Ein bisschen Reh geht immer. Ein kleines Geweih, ein paar Wortspiel-Verse mit besagtem Paarhufer, schon ist der nächste Übergang geschafft. Ist schließlich nicht immer einfach, wenn das Programm „Wilder Wechsel“ heißt und dazu der Bogen von nostalgisch verklärten Schlager-Prägungen über auf alte Werbeslogans bis hin zu Geschäftsideen auf einer Hallig, den Herausforderungen der Wechseljahre und dem Familiengeflecht des „Bergdoktors“ geschlagen werden soll. Doch Sia Korthaus kriegt das hin. Irgendwie.
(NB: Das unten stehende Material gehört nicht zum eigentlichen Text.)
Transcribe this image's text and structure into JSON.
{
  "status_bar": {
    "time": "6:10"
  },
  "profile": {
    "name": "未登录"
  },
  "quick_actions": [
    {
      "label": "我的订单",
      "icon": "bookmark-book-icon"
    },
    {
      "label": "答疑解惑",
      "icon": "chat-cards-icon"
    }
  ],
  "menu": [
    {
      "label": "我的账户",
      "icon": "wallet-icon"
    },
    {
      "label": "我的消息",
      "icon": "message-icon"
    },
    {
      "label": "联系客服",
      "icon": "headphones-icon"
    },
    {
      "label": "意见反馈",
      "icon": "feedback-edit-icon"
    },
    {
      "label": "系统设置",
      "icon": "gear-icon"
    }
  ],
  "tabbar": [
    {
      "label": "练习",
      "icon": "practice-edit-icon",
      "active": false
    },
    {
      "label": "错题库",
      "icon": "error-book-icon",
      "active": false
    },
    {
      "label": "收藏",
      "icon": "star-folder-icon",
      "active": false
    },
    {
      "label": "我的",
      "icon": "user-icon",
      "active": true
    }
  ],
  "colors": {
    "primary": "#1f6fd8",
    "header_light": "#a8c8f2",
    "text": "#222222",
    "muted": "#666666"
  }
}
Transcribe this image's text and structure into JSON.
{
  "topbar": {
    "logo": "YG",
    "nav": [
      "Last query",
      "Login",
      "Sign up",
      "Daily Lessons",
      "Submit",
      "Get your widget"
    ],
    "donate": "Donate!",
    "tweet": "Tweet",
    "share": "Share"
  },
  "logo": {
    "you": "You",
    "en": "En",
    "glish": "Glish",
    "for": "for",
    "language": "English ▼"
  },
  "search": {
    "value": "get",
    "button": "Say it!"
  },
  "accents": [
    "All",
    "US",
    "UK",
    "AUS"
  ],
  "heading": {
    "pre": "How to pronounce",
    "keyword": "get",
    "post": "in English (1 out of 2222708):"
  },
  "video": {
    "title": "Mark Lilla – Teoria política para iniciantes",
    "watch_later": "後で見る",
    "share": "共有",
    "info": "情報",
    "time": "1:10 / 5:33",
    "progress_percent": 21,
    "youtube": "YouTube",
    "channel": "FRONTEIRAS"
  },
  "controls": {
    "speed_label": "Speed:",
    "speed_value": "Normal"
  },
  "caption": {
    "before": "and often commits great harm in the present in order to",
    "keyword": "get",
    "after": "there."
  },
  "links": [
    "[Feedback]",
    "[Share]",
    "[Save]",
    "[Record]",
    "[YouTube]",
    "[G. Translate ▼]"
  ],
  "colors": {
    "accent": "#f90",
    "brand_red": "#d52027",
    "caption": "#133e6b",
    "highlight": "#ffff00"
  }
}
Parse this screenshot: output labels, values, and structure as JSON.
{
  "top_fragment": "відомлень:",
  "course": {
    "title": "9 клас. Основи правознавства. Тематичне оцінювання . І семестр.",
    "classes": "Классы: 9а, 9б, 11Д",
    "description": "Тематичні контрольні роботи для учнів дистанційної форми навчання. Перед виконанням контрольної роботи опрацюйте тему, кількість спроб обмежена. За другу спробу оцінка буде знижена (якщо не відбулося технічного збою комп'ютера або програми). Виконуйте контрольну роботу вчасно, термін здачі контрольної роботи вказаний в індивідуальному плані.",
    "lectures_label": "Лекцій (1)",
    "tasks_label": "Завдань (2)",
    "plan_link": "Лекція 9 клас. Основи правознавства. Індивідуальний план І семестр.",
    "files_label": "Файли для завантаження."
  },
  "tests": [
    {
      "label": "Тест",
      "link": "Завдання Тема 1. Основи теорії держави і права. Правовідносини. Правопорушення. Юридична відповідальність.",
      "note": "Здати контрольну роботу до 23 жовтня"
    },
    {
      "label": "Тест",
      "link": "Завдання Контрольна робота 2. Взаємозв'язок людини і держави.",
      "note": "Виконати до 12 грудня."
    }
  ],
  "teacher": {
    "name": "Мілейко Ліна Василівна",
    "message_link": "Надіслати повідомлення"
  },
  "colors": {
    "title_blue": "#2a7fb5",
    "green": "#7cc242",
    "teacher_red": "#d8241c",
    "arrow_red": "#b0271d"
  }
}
Jetzt war die Kabarettistin (mit und ohne Reh) im Rahmenprogramm des Kleinen Theaters zu Gast – und brachte mit charmanten, teils bissigen Komentaren und dem ein oder anderen geschickten Rollenwechsel tatsächlich alles zusammen.

Natürlich kann Sia Korthaus mit den üblichen „früher war alles besser“-Phrasen nicht viel verkehrt machen. Das Schwelgen in der Vergangenheit ist ohnehin eine Art Volkssport, und die Prägungen der Jugend beweisen einmal mehr ihre Macht. Zwischen Herrn Kaiser und Frau Antje fühlt man sich nun einmal sicher, und dank prägnanter Klippenspringer ist selbst die Deo-Wahl vorangelegt. Selbst wenn dann ein anderes damit wirbt, neuerdings auf Mikroplastik zu verzichten, was eigentlich schon immer hätte selbstverständlich sein sollen. Womit der Schlenker in die Gegenwart geschafft wäre, den Sia Korthaus zu ein paar gesellschaftspolitischen Spitzen nutzt, die jedem politischen Kabarettisten gut zu Gesicht stehen würden.

 

Ohnehin bemüht sie sich, nicht nur in den Niederungen der Comedy zu fischen, sondern vielmehr regelmäßig Haltung zu zeigen. Als Seniorin kommentiert sie den Mangel an geschlechtsspezifischer Medizin, als norddeutsche Schäferin mit Friesennerz den Bedarf nach etwas Ruhe und „digital detox“, also digitaler Entgiftung. Dann wieder blickt sie auf Donald Trump, die AfD und die Anforderungen eines Komposthaufens (nicht, dass es da einen Zusammenhang geben würde) oder löst mit ein paar Umschulungsprogrammen die Personalsorgen der Deutschen Bahn. Schaffner, die früher als Marktschreier, Karussellbetreiber und Telefonsex-Mitarbeiterinnen gearbeitet haben, wären wirklich eine schöne Idee.